A report from the CMS experiment
The observation of the Higgs-boson decay to bottom quark–antiquark (bb̅) by the CMS experiment is a seminal achievement that sheds light on one of the key missing pieces of the Higgs sector of the Standard Model (SM).
Processes that include the Higgs boson’s favoured decay mode to b-quarks (with about 58% probability) have until now remained elusive because of the overwhelming background of b-quark events produced via strong interactions. While the recent CMS observation of Higgs-boson production in association with top quarks (ttH) constitutes the first confirmation of the tree-level coupling of the Higgs boson to quarks (CERN Courier June 2018 p10), the Higgs-boson decay to bb̅ tests directly its coupling to down-type quarks. Moreover, this decay is crucial for constraining, under fairly general assumptions, the overall Higgs-boson decay width and thus reducing the uncertainty on the measurement of absolute couplings. This observation effectively narrows down the remaining window available for exotic or undetected decays.
At the LHC, the most effective strategy to observe the Higgs bb̅ decay is to exploit the associated production mechanism with an electroweak vector boson VH, where V corresponds to a W or Z boson. The leptons and neutrinos arising from the V decay provide large suppression of the multijet background, and further background reduction is achieved by requiring the Higgs-boson candidates to have large transverse momentum.
Advanced machine-learning techniques (deep neural networks, DNN) are used in different steps of the analysis including: the b-jet identification, the measurement of the b-jet energy, the classification of different backgrounds in control regions, and the final signal extraction.
This result uses LHC data collected in 2016 and 2017 at an energy of 13 TeV and has benefited from the recent CMS pixel tracker upgrade with further improved b-quark identification performance.
A signal region enriched in VH events is selected together with several dedicated control regions to monitor the different background processes. Then, a simultaneous binned-likelihood fit of the signal and control regions is performed to extract the Higgs-boson signal.
The score of the DNN separating signal from the background is used for the signal extraction fit. Several observables are combined and the most discriminating are: the angular separation between the two b-quarks and the b-tagging properties of the Higgs candidate jets. An event candidate for the production of a Z boson in conjunction with a Higgs boson is shown in the left figure.
A clear excess of events is observed in the combined 2016 and 2017 data, in comparison with the expectation in the absence of a H → bb̅ signal. The significance of this excess is 4.4σ, where the expectation from SM Higgs-boson production is 4.2σ. The signal strength corresponding to this excess, in relation to the SM expectation, is 1.06 ± 0.26. When combined with the measurement from LHC Run 1 at 7 and 8 TeV, the signal significance increases to 4.8σ, while 4.9σ is expected. The corresponding signal strength is 1.01 ± 0.22.
The dijet invariant mass distribution (figure, right) allows for a more direct visualisation of the Higgs-boson signal.

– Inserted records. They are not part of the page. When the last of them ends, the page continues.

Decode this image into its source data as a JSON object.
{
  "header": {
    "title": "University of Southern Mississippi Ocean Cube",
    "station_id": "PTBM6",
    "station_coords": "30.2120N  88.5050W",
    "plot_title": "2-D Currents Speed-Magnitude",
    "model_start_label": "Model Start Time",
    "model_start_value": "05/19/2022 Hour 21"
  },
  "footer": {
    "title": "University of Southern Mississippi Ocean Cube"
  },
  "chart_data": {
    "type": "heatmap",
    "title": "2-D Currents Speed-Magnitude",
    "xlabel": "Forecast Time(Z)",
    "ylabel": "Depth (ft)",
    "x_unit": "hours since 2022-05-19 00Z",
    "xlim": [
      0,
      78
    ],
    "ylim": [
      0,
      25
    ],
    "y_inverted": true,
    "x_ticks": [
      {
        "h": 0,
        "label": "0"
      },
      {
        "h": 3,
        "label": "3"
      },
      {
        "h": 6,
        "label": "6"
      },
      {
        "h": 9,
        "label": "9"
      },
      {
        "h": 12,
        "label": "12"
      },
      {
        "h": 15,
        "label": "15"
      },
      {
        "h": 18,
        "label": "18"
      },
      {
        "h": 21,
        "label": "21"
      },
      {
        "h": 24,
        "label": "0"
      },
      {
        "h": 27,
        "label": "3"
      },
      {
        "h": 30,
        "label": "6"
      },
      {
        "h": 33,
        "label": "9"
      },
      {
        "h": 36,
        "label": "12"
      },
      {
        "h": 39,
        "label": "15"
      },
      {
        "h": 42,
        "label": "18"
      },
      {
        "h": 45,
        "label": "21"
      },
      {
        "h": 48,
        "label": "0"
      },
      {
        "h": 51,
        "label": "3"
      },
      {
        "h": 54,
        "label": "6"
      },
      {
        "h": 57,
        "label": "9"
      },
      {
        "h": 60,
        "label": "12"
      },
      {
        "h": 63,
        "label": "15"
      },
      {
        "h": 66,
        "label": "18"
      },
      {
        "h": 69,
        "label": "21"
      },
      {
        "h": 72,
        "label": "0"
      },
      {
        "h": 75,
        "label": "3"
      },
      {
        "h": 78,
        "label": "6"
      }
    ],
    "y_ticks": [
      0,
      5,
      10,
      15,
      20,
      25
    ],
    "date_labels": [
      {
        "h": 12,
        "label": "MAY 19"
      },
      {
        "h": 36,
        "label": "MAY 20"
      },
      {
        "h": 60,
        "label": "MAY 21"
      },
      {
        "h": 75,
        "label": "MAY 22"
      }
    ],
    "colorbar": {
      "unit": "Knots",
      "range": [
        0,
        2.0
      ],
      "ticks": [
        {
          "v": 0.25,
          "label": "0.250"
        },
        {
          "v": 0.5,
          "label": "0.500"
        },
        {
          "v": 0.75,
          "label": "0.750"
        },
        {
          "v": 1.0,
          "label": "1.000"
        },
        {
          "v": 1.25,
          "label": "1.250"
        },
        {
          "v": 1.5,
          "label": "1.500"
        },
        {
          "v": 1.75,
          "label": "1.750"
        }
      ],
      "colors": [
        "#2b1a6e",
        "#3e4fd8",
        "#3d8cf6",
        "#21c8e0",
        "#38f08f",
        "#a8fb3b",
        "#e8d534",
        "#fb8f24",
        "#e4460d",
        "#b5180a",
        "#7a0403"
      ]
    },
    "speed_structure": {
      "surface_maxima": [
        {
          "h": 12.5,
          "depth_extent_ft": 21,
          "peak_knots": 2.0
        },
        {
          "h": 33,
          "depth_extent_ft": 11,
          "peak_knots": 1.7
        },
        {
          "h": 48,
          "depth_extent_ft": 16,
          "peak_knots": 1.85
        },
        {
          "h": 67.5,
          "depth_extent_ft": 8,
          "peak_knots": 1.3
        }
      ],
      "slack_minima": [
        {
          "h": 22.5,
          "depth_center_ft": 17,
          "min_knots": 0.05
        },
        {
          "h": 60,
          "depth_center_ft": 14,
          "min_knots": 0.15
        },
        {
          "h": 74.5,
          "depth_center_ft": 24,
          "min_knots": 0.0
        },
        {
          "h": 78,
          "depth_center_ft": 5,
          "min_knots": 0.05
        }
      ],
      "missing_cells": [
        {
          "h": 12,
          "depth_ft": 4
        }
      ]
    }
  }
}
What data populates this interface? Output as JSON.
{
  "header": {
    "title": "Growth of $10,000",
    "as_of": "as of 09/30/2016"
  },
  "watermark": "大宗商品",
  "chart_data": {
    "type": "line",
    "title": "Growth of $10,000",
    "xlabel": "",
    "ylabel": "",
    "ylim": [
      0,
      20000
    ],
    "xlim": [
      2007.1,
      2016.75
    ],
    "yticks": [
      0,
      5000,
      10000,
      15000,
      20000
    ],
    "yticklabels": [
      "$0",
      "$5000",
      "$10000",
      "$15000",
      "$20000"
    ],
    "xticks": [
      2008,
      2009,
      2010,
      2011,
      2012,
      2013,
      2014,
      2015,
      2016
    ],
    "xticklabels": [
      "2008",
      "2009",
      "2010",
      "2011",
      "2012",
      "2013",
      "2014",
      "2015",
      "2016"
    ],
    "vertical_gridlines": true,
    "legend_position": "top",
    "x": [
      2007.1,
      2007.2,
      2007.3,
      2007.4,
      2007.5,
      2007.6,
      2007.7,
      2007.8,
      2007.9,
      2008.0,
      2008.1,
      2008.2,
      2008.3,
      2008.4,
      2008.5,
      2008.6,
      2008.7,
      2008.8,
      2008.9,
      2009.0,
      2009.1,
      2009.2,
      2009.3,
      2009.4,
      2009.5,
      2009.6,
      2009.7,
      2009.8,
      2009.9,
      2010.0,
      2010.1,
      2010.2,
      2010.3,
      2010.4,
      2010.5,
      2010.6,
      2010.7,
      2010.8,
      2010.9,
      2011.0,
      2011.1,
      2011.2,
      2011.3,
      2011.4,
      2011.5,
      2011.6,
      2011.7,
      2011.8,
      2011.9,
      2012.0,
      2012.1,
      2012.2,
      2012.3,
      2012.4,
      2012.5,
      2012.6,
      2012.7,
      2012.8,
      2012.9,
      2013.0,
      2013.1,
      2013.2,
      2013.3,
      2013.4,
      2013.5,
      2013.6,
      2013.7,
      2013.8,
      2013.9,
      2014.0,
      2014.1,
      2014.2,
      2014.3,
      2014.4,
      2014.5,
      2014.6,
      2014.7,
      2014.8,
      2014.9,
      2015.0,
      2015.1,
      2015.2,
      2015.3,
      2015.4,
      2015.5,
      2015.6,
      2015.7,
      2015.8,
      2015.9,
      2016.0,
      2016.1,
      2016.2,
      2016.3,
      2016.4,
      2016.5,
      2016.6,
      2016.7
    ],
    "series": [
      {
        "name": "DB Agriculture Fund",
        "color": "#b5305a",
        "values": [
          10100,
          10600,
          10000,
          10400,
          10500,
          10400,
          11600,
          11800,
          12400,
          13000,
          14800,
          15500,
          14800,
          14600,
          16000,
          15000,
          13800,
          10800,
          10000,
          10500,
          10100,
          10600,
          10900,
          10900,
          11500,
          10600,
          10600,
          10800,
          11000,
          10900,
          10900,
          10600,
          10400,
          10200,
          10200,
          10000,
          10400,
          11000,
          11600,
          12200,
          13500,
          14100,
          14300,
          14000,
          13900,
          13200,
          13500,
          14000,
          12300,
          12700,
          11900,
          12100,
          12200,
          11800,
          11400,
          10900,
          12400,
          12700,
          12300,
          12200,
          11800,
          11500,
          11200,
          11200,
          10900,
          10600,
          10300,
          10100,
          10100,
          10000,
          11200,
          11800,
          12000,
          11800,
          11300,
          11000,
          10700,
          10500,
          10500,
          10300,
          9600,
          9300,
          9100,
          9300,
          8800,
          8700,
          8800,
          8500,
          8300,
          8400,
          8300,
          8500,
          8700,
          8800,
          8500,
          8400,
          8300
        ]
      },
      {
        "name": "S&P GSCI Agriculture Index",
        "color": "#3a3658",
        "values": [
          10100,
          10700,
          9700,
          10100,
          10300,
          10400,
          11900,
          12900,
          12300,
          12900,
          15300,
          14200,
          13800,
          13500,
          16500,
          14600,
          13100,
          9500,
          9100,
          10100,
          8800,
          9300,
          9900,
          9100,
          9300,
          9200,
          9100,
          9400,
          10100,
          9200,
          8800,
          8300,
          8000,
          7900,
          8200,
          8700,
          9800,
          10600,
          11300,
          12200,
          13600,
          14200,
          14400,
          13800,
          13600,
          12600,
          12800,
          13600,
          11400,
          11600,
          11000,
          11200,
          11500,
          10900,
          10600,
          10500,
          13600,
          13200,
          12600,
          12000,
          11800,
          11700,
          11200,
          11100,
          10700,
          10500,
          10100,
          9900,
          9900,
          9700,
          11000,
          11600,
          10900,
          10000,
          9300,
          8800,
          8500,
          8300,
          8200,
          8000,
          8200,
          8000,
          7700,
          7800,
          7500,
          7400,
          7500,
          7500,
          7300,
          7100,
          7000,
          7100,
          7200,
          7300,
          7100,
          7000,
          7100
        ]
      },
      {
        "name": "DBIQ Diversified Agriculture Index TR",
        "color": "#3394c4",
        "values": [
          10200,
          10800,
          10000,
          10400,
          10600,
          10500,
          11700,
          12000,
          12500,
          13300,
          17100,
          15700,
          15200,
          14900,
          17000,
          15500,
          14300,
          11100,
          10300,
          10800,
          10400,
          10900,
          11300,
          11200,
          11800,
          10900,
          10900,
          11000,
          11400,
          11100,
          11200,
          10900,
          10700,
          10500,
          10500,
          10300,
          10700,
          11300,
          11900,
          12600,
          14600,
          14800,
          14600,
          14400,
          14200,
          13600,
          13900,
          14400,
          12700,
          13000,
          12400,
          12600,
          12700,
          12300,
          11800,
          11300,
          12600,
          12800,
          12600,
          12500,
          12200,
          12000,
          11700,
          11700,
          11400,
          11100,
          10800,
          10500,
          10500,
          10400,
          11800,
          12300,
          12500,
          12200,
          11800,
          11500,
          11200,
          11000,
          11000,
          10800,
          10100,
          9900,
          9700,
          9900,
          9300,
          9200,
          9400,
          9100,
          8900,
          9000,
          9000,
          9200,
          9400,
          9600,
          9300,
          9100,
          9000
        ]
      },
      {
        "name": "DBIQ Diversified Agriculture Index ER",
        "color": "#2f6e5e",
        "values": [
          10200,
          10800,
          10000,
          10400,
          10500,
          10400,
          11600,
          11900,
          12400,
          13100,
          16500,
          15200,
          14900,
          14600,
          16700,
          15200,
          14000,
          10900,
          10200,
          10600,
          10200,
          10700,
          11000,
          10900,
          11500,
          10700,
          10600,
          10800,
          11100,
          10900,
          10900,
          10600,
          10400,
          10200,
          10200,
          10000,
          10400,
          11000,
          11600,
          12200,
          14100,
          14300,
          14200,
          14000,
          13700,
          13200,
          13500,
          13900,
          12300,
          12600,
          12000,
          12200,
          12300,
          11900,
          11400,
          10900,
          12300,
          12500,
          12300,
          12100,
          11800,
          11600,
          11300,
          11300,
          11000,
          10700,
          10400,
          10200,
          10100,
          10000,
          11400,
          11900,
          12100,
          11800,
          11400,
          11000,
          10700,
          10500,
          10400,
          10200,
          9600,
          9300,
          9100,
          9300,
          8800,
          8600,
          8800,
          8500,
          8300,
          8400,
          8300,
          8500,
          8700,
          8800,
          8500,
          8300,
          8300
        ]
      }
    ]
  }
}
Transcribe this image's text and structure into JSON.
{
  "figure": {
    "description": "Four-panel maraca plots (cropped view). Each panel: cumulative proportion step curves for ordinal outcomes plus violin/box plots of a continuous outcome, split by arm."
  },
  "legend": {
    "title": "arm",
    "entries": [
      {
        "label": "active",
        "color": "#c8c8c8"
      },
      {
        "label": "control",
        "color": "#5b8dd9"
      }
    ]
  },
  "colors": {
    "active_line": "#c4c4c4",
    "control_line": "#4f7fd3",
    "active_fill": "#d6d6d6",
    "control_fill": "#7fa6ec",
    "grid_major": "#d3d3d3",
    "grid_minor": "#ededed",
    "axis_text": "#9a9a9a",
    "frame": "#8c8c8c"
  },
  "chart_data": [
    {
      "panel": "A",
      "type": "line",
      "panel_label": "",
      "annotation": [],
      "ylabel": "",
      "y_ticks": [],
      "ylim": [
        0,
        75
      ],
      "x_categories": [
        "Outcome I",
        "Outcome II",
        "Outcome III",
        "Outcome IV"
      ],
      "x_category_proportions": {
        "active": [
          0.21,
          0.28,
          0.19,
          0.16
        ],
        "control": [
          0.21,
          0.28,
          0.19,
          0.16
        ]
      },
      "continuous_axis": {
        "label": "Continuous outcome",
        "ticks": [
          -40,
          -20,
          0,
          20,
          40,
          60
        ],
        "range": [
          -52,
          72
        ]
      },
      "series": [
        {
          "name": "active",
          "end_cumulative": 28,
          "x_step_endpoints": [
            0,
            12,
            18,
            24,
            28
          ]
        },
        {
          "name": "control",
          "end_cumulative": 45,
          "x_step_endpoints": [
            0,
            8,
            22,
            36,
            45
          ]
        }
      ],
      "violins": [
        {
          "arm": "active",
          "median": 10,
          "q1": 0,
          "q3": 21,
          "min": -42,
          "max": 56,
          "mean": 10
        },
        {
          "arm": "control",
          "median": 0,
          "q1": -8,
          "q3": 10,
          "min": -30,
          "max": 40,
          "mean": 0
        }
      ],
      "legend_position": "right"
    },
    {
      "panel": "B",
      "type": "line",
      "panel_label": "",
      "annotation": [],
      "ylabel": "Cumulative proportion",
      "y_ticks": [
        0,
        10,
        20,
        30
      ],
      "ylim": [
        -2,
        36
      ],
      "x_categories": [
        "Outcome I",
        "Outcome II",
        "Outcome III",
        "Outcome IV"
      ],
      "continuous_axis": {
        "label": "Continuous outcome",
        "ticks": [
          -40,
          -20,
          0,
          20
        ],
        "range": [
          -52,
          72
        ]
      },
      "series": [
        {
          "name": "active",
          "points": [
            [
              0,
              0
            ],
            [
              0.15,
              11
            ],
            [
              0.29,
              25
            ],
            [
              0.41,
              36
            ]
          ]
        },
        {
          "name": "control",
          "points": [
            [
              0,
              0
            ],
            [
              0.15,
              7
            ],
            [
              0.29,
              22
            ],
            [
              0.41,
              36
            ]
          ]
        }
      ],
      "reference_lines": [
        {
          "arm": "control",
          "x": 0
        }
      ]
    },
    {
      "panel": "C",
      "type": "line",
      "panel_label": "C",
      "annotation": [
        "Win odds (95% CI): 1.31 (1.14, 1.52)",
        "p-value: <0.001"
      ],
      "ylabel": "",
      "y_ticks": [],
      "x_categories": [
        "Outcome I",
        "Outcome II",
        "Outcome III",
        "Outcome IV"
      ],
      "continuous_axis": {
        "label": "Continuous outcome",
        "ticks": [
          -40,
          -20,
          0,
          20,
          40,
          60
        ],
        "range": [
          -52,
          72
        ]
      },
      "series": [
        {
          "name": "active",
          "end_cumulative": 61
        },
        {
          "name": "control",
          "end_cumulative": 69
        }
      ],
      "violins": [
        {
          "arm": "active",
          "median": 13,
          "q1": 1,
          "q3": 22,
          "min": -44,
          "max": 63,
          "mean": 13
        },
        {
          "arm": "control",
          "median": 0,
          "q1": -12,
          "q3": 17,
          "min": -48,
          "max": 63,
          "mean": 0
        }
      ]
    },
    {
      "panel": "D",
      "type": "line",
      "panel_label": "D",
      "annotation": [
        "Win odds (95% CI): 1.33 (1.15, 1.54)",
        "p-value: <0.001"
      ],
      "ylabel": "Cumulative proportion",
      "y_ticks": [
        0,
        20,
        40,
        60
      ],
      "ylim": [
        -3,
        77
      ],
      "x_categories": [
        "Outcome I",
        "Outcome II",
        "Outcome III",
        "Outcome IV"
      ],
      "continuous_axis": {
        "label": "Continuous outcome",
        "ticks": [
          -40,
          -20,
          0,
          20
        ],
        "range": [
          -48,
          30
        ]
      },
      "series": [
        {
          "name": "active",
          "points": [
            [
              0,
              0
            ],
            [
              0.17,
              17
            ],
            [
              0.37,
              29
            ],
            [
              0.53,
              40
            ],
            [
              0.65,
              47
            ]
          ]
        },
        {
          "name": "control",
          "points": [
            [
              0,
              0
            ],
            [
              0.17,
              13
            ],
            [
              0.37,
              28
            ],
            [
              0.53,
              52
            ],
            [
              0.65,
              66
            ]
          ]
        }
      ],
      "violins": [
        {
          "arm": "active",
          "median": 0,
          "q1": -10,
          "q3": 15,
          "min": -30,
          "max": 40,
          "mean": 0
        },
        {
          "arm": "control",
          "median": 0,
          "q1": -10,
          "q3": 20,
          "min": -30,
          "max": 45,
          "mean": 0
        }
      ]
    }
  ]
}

The contributions of the VH and VZ processes are separately visible, after all other background processes have been subtracted.
The VH results are combined with CMS measurements in other production processes, including gluon-fusion, vector-boson fusion, and associated production with top quarks, with data collected at 7, 8 and 13 TeV, depending on the process. The observed combined significance is raised to 5.6σ, where the expectation from SM Higgs-boson production is 5.5σ. The signal strength corresponding to this excess, relative to the SM expectation, is 1.04 ± 0.20, in perfect agreement with the latter.
With the direct observation of the Higgs-boson couplings to bottom quarks complementing those involving tau leptons and top quarks (see further reading), the Yukawa couplings to all accessible third-generation fermions have now been firmly established. This opens a new era of precision studies in the Higgs sector that will fully benefit from the larger dataset that will be available by the end of Run 2.
Further reading
CMS Collaboration 2018 Phys. Rev. Lett. 121 121801.
CMS Collaboration 2018 Phys. Lett. B 779 283.
CMS Collaboration 2018 Phys. Rev. Lett. 120 231801.